PyTorch: Difference between revisions

PyTorch is a popular machine learning library developed by Facebook

Installation

See PyTorch Getting Started

# If using conda, python 3.5+, and CUDA 10.0 (+ compatible cudnn)
conda install pytorch torchvision cudatoolkit=10.0 -c pytorch

Getting Started

• PyTorch Tutorials

import torch
import torch.nn as nn

# Training
for epoch in range(epochs):
  running_loss = 0.0
    for i, data in enumerate(trainloader, 0):
        # get the inputs; data is a list of [inputs, labels]
        inputs, labels = data

        # zero the parameter gradients
        optimizer.zero_grad()

        # forward + backward + optimize
        outputs = net(inputs)
        loss = criterion(outputs, labels)
        loss.backward()
        optimizer.step()

Importing Data

See Data Loading Tutorial

Usage

torch.meshgrid

Note that this is transposed compared to np.meshgrid.

torch.nn.functional

PyTorch Documentation

F.grid_sample

Doc
This function allows you to perform interpolation on your input tensor.
It is very useful for resizing images or warping images.

Building a Model

To build a model, do the following:

• Create a class extending nn.Module.
• In your class include all other modules you need during init.
  • If you have a list of modules, make sure to wrap them in nn.ModuleList or nn.Sequential so they are properly recognized.
• Write a forward pass for your model.

Multi-GPU Training

See Multi-GPU Examples.

The basic idea is to wrap blocks in nn.DataParallel.
This will automatically duplicate the module across multiple GPUs and split the batch across GPUs during training.

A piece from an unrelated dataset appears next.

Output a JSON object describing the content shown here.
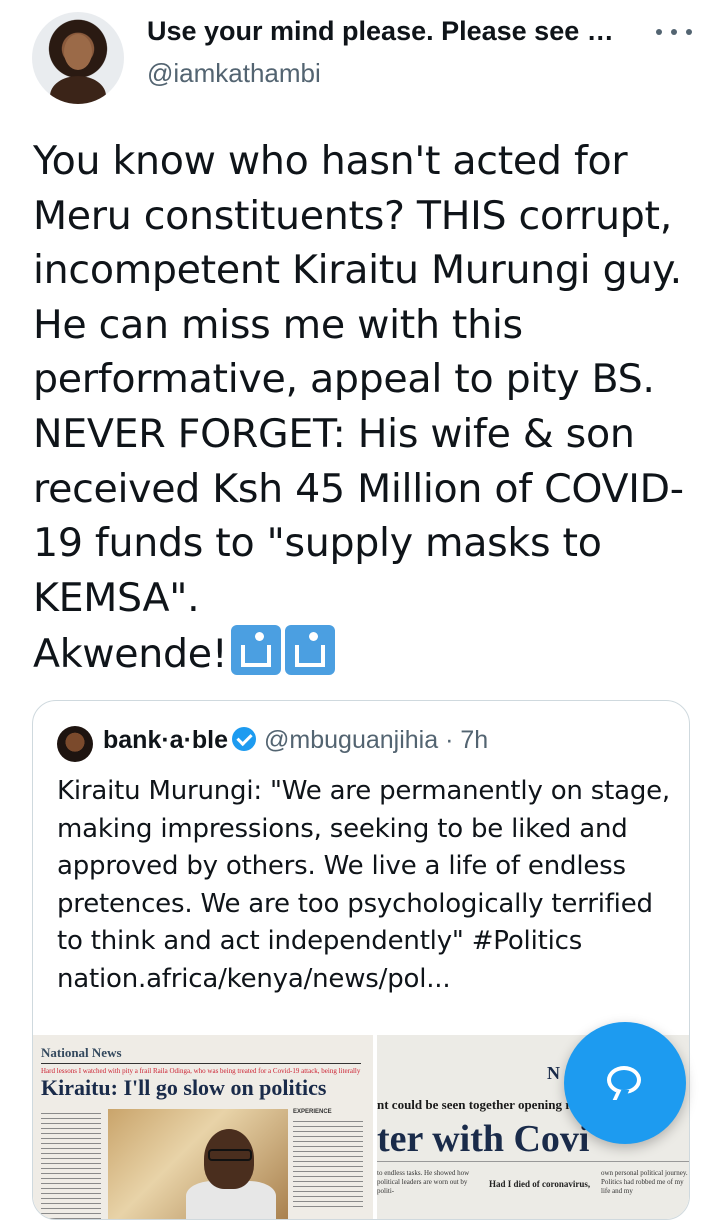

However, doing so causes you to lose access to custom methods and attributes.

nn.parallel.DistributedDataParallel

nn.parallel.DistributedDataParallel
DistributedDataParallel vs DataParallel

The PyTorch documentation suggests using this instead of nn.DataParallel. The main difference is this uses multiple processes instead of multithreading to work around the Python Interpreter.

Memory

Reducing memory usage

• Save loss using .item() which returns a standard Python number
• For non-scalar items, use my_var.detach().cpu().numpy()

• detach() removes the item from the autograd edge.
• cpu() moves the tensor to the CPU.
• numpy() returns a numpy view of the tensor.

When possible, use functions which return new views of existing tensors rather than making duplicates of tensors:

• permute
• expand instead of repeat
• view

Note that permute does not change the underlying data.
This can result in a minor performance hit if you repeatedly use a contiguous tensor with a channels last tensor.
To address this, call contiguous on the tensor with the new memory format.

Classification

In classification, your model outputs a vector of logits.
These are relative scores for each potential output class.
To compute the loss, pass the logits into a cross-entropy loss.

To compute the accuracy, you can use torch.argmax to get the top prediction or torch.topk to get the top-k prediction.

TensorBoard

See PyTorch Docs: Tensorboard

from torch.utils.tensorboard import SummaryWriter
writer = SummaryWriter(log_dir="./runs")

# Calculate loss. Increment the step.

writer.add_scalar("train_loss", loss.item(), step)

# Optionally flush e.g. at checkpoints
writer.flush()

# Close the writer (will flush)
writer.close()

PyTorch3D

PyTorch3D is a library by Facebook AI Research which contains differentiable renderers for meshes and point clouds.
It is built using custom CUDA kernels and only runs on Linux.